Final Thoughts: Overall I have to wonder why people care so much about such a ‘okay’ looking building. (It is admittedly the power it represents) I normally talk about how I enjoy a set that is the perfect size, but for some reason (maybe it’s the patriotism) I feel like this should be a much larger set. One where we can see an interior, see the Lincoln bedroom, the Oval Office, etc.

Final Score: 3 out of 5 Stars

Lego Architecture – Eiffel Tower (21019) Review


Lego Architecture – Eiffel Tower (21019): Well I wouldn’t be properly back from a summer hiatus without doing another architecture set, and this time we go to Paris. This is without a doubt though the largest of the Architecture line that I’ve done so far. Also despite the intentional Leaning Tower of Pisa or the thinly Space Needle, this feels the most ‘unsecure’ due to it’s unique design which works great visually (and is a joy for those who love sub-assemblies), but lacks rigidity.


Time to Knoll: 14 Minutes


Time to Build: 25 Minutes




  • Pieces: 321 and ~47 Steps – Manual (49 Pages)
  • Price: $34.99 on Lego and $31.26 on Amazon
  • Weight 197 grams
  • Combo Points: (7X32X1X1) = 224 points
  • Volume (Based on Blob length/width/height): 64mm x 112mm x 44.8mm or 321.3 cm³




  • Uniqueness: 4 out of 5 Stars
  • Aesthetics: 4 out of 5 Stars
  • Fun to Build: 5 out of 5 Stars
  • Hoarding: 3 out of 5 Stars




What Else? France as you may know was not originally pleased with Eiffel, and the ugly sculpture he placed upon the city. It was considered an unattractive iron latticework that would never be viewed as more than an industrial mess. Of course we know minds and hearts changes, but personally I’ve always loved Ironwork sculptures, and considering the size of this rather large architecture set I wanted to see how impractical an iron version would be at this scale.

So first the density of Wrought Iron is 7750 (kg/m3) whereas ABS plastic used in Lego is a measly 1.07 (g/m3). Now since we’ve already got the weight (which with no force gives us mass) we get an actual volume of 184.11 cm³ instead of the 321 above (because Lego’s are not exactly solid.)

Putting that into our p = M/V function we get an answer of 1426.86g which for those wondering is actually only a measure of 3.14 pounds. Now while that’s not absurd, it certainly makes one hell of a paper weight for your bookshelf.

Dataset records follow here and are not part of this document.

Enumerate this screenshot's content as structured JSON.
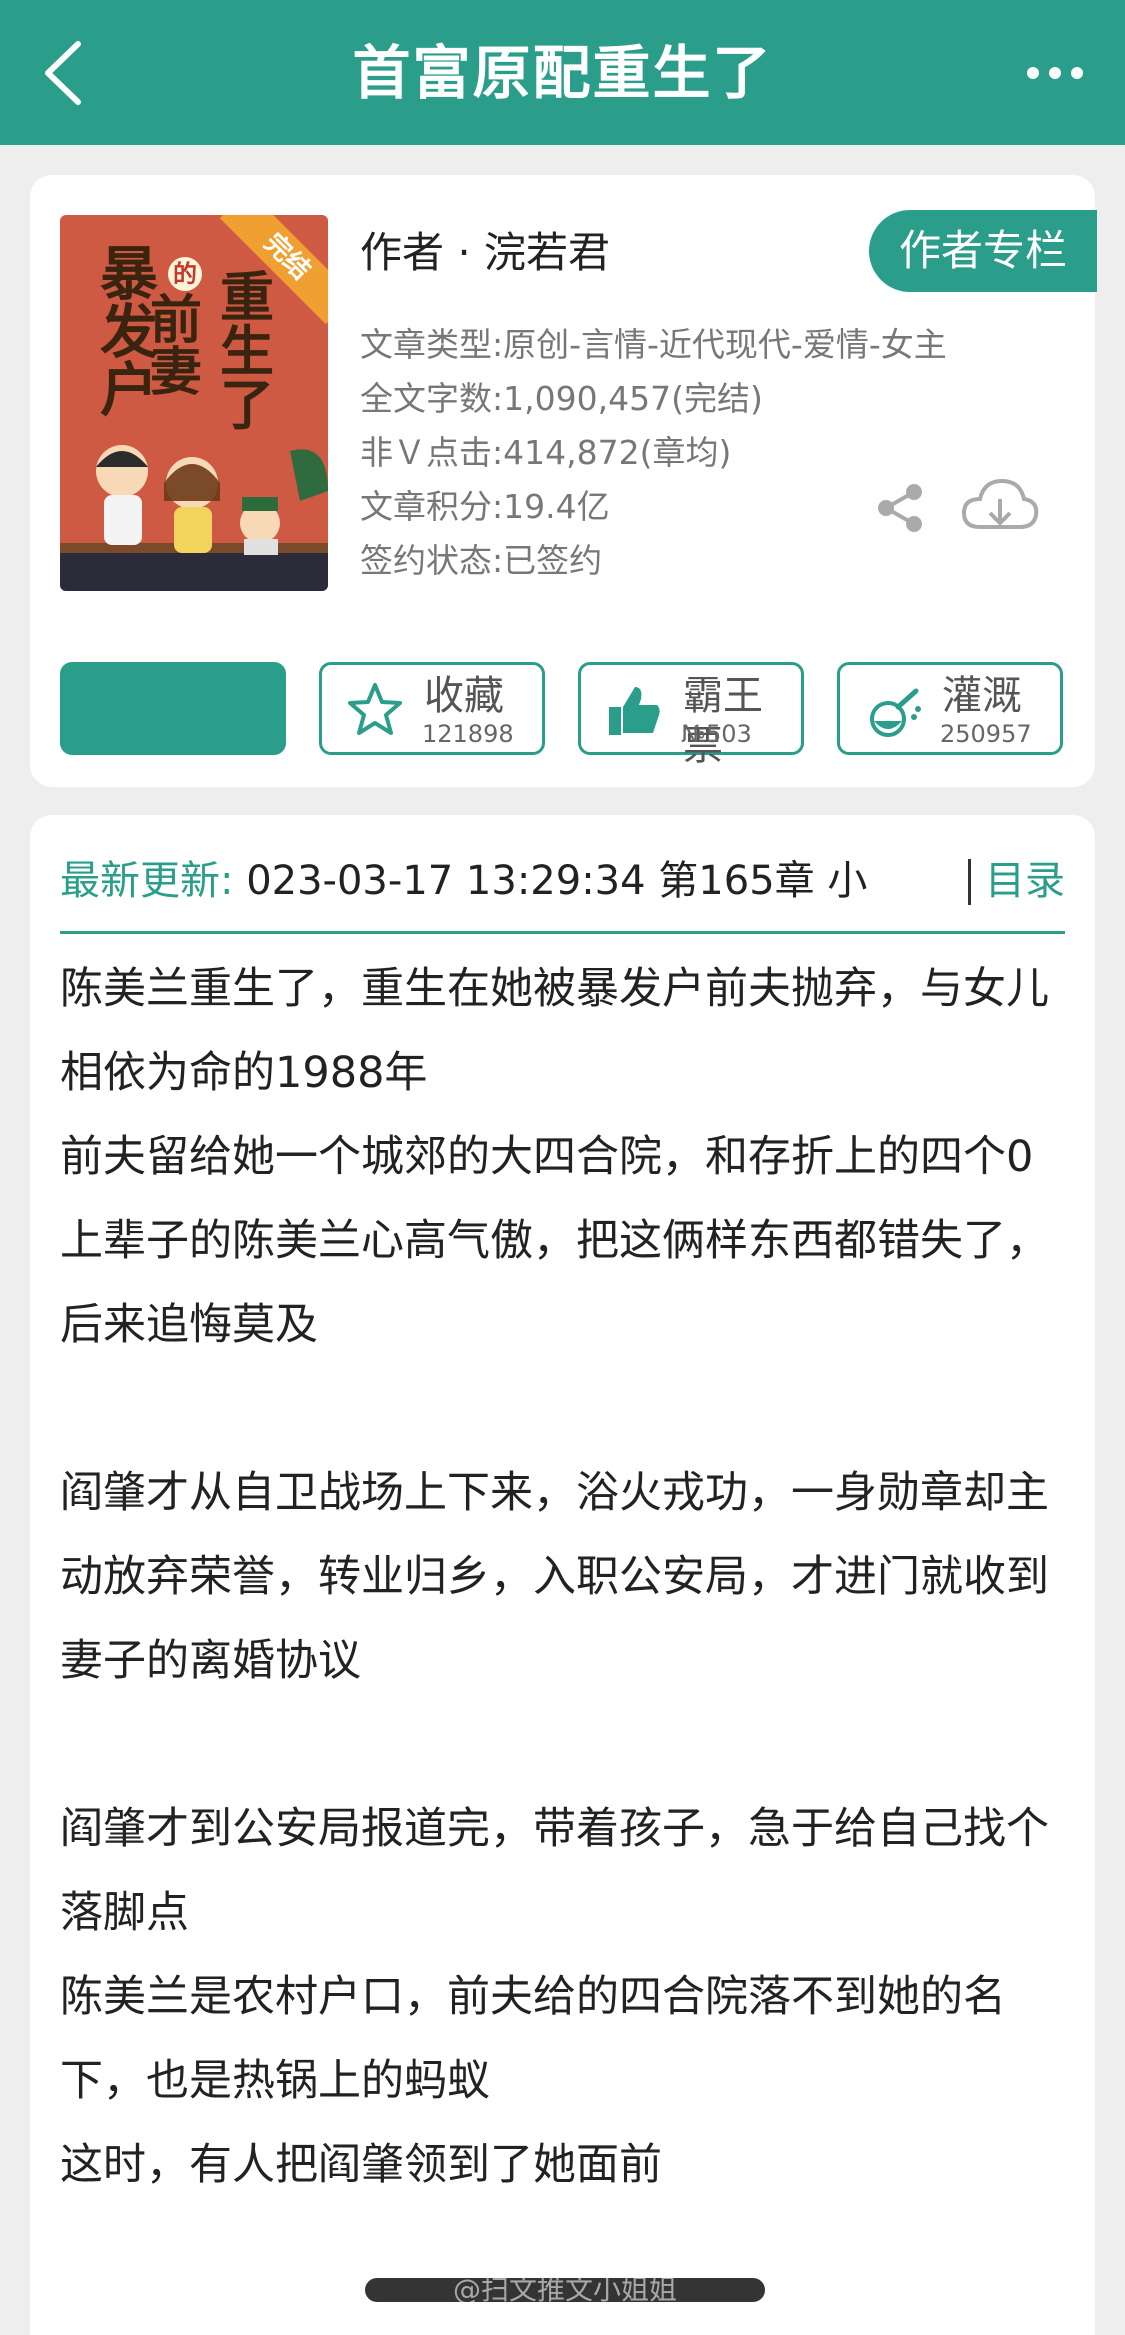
{
  "header": {
    "title": "首富原配重生了"
  },
  "book": {
    "cover_title_lines": [
      "暴发户",
      "前妻",
      "重生了"
    ],
    "cover_de": "的",
    "cover_badge": "完结",
    "author": "作者 · 浣若君",
    "author_column_button": "作者专栏",
    "meta": [
      "文章类型:原创-言情-近代现代-爱情-女主",
      "全文字数:1,090,457(完结)",
      "非Ｖ点击:414,872(章均)",
      "文章积分:19.4亿",
      "签约状态:已签约"
    ]
  },
  "actions": {
    "primary_label": "",
    "collect": {
      "label": "收藏",
      "count": "121898",
      "icon": "star-icon"
    },
    "bawang": {
      "label": "霸王票",
      "count": "№503",
      "icon": "thumbs-up-icon"
    },
    "irrigate": {
      "label": "灌溉",
      "count": "250957",
      "icon": "watering-can-icon"
    }
  },
  "update": {
    "label": "最新更新:",
    "value": " 023-03-17 13:29:34   第165章 小",
    "toc": "目录"
  },
  "summary": [
    "陈美兰重生了，重生在她被暴发户前夫抛弃，与女儿相依为命的1988年",
    "前夫留给她一个城郊的大四合院，和存折上的四个0",
    "上辈子的陈美兰心高气傲，把这俩样东西都错失了，后来追悔莫及",
    "",
    "阎肇才从自卫战场上下来，浴火戎功，一身勋章却主动放弃荣誉，转业归乡，入职公安局，才进门就收到妻子的离婚协议",
    "",
    "阎肇才到公安局报道完，带着孩子，急于给自己找个落脚点",
    "陈美兰是农村户口，前夫给的四合院落不到她的名下，也是热锅上的蚂蚁",
    "这时，有人把阎肇领到了她面前"
  ],
  "watermark": "@扫文推文小姐姐",
  "colors": {
    "accent": "#2a9d8b",
    "background": "#eeeeee",
    "card": "#ffffff"
  }
}
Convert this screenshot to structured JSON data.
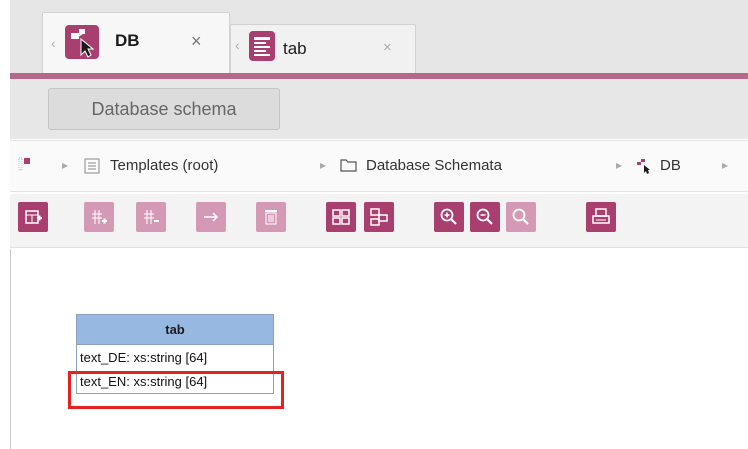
{
  "tabs": [
    {
      "label": "DB",
      "close": "×",
      "arrow": "‹",
      "icon": "db-schema-icon"
    },
    {
      "label": "tab",
      "close": "×",
      "arrow": "‹",
      "icon": "table-template-icon"
    }
  ],
  "header": {
    "schema_button": "Database schema"
  },
  "breadcrumb": {
    "items": [
      {
        "label": "",
        "icon": "root-icon"
      },
      {
        "label": "Templates (root)",
        "icon": "templates-icon"
      },
      {
        "label": "Database Schemata",
        "icon": "folder-icon"
      },
      {
        "label": "DB",
        "icon": "db-schema-icon"
      }
    ],
    "separator": "▸"
  },
  "toolbar": {
    "buttons": [
      {
        "name": "add-table",
        "enabled": true
      },
      {
        "name": "add-column",
        "enabled": false
      },
      {
        "name": "remove-column",
        "enabled": false
      },
      {
        "name": "add-relation",
        "enabled": false
      },
      {
        "name": "delete",
        "enabled": false
      },
      {
        "name": "layout-grid",
        "enabled": true
      },
      {
        "name": "layout-auto",
        "enabled": true
      },
      {
        "name": "zoom-in",
        "enabled": true
      },
      {
        "name": "zoom-out",
        "enabled": true
      },
      {
        "name": "zoom-reset",
        "enabled": false
      },
      {
        "name": "print",
        "enabled": true
      }
    ]
  },
  "diagram": {
    "table_name": "tab",
    "columns": [
      "text_DE: xs:string [64]",
      "text_EN: xs:string [64]"
    ],
    "highlight_color": "#e52222"
  },
  "colors": {
    "accent": "#a83f6f",
    "accent_disabled": "#d49ab5",
    "table_header": "#97b8e0"
  }
}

In fact it’s about 240% stronger. Since our mini wrought-iron tower is about 50.25 oz, and despite there not being a study I could find about the average size of paper weights – Amazon is kind enough to help with a range. Most paperweights seem to fall between 6 and 25 ounces from the first page of results (I don’t count this 2.4 pound behemoth though) but we get an average of 14.75 oz, and hence our mini-Eiffel Tower is a 240% better paperweight than most of what you can get on Amazon


Remix: So for this weeks remix I took a bit longer than I normally do – mostly because I knew I wanted a Lunar/Planet lander, but because getting the scale was difficult. This lead to what is far away the weakest (structurally speaking) set I’ve made. There was no way adding 5 pieces would have helped (I did manage to use all the pieces though) so I simply did the best I can – and while I’m pleased with the looks, a simple table bump can destroy this.



Final Thoughts: Due to it’s size I feel like if you had to choose only 1 set of the line for your bookcase – you would still not pick this. In part because it’s height would simply not fit, but mostly because while the set is certainly visually interesting – it takes up a certain presence, and makes you wonder that maybe if the design was a bit simpler the scale could be a more manageable size, and whether such a tradeoff would be a good idea.